外科での研修期間は、最も自分の中で「ペルソナ(社会的な仮面)」を作り出して、元気に明るくテンションをあげて取り組んだつもりです。
実際、興味がわかない部分も嘘をついて興味ある風にする感じで研修していました。

そのペルソナの反動でシャドウパーソナリティーな自分というか、素になるというか、家に帰るとその反動で、非常に機嫌が悪くなるというか、人とあまり喋りたくない感じになりました。
そのせいで当時、家族には結構イライラしている自分を出してしまい申し訳なかったな~と反省しております。

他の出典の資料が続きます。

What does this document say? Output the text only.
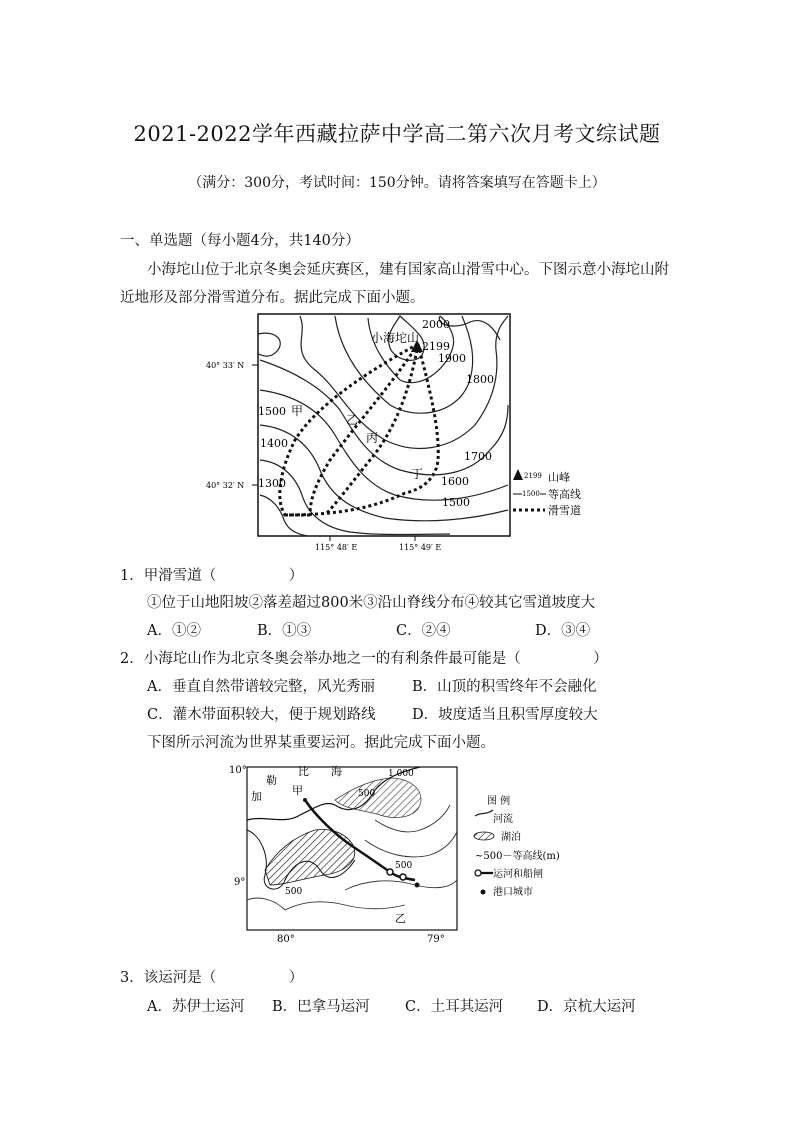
2021-2022学年西藏拉萨中学高二第六次月考文综试题
（满分：300分，考试时间：150分钟。请将答案填写在答题卡上）
一、单选题（每小题4分，共140分）
小海坨山位于北京冬奥会延庆赛区，建有国家高山滑雪中心。下图示意小海坨山附
近地形及部分滑雪道分布。据此完成下面小题。
小海坨山
2199
2000
1900
1800
1700
1600
1500
1500
1400
1300
甲
乙
丙
丁
40° 33′ N
40° 32′ N
115° 48′ E	115° 49′ E
2199 山峰
1500 等高线
滑雪道
1．甲滑雪道（　　　　　）
①位于山地阳坡②落差超过800米③沿山脊线分布④较其它雪道坡度大
A．①②	B．①③	C．②④	D．③④
2．小海坨山作为北京冬奥会举办地之一的有利条件最可能是（　　　　　）
A．垂直自然带谱较完整，风光秀丽	B．山顶的积雪终年不会融化
C．灌木带面积较大，便于规划路线	D．坡度适当且积雪厚度较大
下图所示河流为世界某重要运河。据此完成下面小题。
勒
比 海
加	甲
乙
1 000
500
500
500
10°
9°
80°	79°
图 例
河流
湖泊
~500－等高线(m)
运河和船闸
港口城市
3．该运河是（　　　　　）
A．苏伊士运河 B．巴拿马运河 C．土耳其运河 D．京杭大运河
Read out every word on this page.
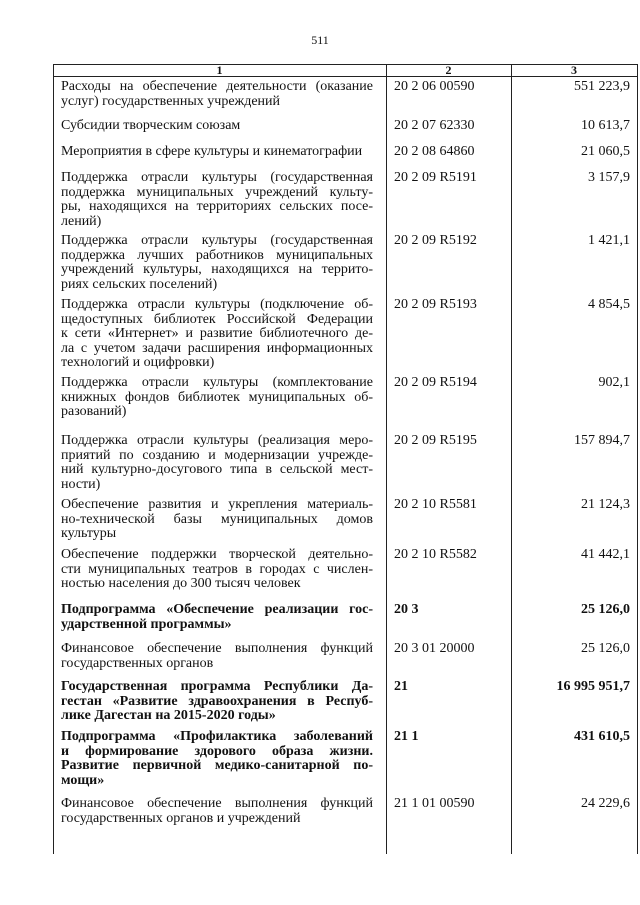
511
1	2	3
Расходы на обеспечение деятельности (оказание
услуг) государственных учреждений
20 2 06 00590	551 223,9
Субсидии творческим союзам	20 2 07 62330	10 613,7
Мероприятия в сфере культуры и кинематографии	20 2 08 64860	21 060,5
Поддержка отрасли культуры (государственная
поддержка муниципальных учреждений культу-
ры, находящихся на территориях сельских посе-
лений)
20 2 09 R5191	3 157,9
Поддержка отрасли культуры (государственная
поддержка лучших работников муниципальных
учреждений культуры, находящихся на террито-
риях сельских поселений)
20 2 09 R5192	1 421,1
Поддержка отрасли культуры (подключение об-
щедоступных библиотек Российской Федерации
к сети «Интернет» и развитие библиотечного де-
ла с учетом задачи расширения информационных
технологий и оцифровки)
20 2 09 R5193	4 854,5
Поддержка отрасли культуры (комплектование
книжных фондов библиотек муниципальных об-
разований)
20 2 09 R5194	902,1
Поддержка отрасли культуры (реализация меро-
приятий по созданию и модернизации учрежде-
ний культурно-досугового типа в сельской мест-
ности)
20 2 09 R5195	157 894,7
Обеспечение развития и укрепления материаль-
но-технической базы муниципальных домов
культуры
20 2 10 R5581	21 124,3
Обеспечение поддержки творческой деятельно-
сти муниципальных театров в городах с числен-
ностью населения до 300 тысяч человек
20 2 10 R5582	41 442,1
Подпрограмма «Обеспечение реализации гос-
ударственной программы»
20 3	25 126,0
Финансовое обеспечение выполнения функций
государственных органов
20 3 01 20000	25 126,0
Государственная программа Республики Да-
гестан «Развитие здравоохранения в Респуб-
лике Дагестан на 2015-2020 годы»
21	16 995 951,7
Подпрограмма «Профилактика заболеваний
и формирование здорового образа жизни.
Развитие первичной медико-санитарной по-
мощи»
21 1	431 610,5
Финансовое обеспечение выполнения функций
государственных органов и учреждений
21 1 01 00590	24 229,6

発達障害の心理的な構造で、社会では緊張となり「ペルソナ化」を作り出して頑張ろうとします。
しかしその反動で、家庭などでは弛緩となり「シャドウ化」して、例えば、お酒やゲーム、ネット動画などに依存的になったり、甘えたになるなど退行的になります。
そんなタイミングで家庭でも、しっかりしなさいとか、他者の気持も察して~と、家族から気を遣って欲しいというタスクを与えられると爆発してしまいます。
これがDVのパターン構造になることが多いのです。

ちなみに僕は,研修医の時に、精神科に回って、指導医の先生から「作田先生は、そのままの先生でいいんだよ」と言われて、全身の力が抜けたような気がしてすごく楽になりました。
僕にとって、精神科での研修医時代の研修は充実した毎日で、一生をかけて取り組みたい仕事だと思いました。

その頃は仕事で「ペルソナ化」を作り出す必要はなく、素に近い延長で頑張れたので家に帰ってきても家族にイライラして当たるとかは、ほぼ?無くなりました。

社会で「ペルソナ化」が少ない状態で、自分らしく頑張れるようになると、家でもその反動はなくなっていきました。
なるべく「やるべきこと」を手放すと「やりたいこと」が見えてくる。
やらされている感じ、これを減らして初めて自分の中の能動性、自発性が生まれてくる。
「しなくていいことを決めると、人生が楽になる」という題名の本(本田秀夫著、ダイヤモンド社)を一度読んでみてもいいかもしれません。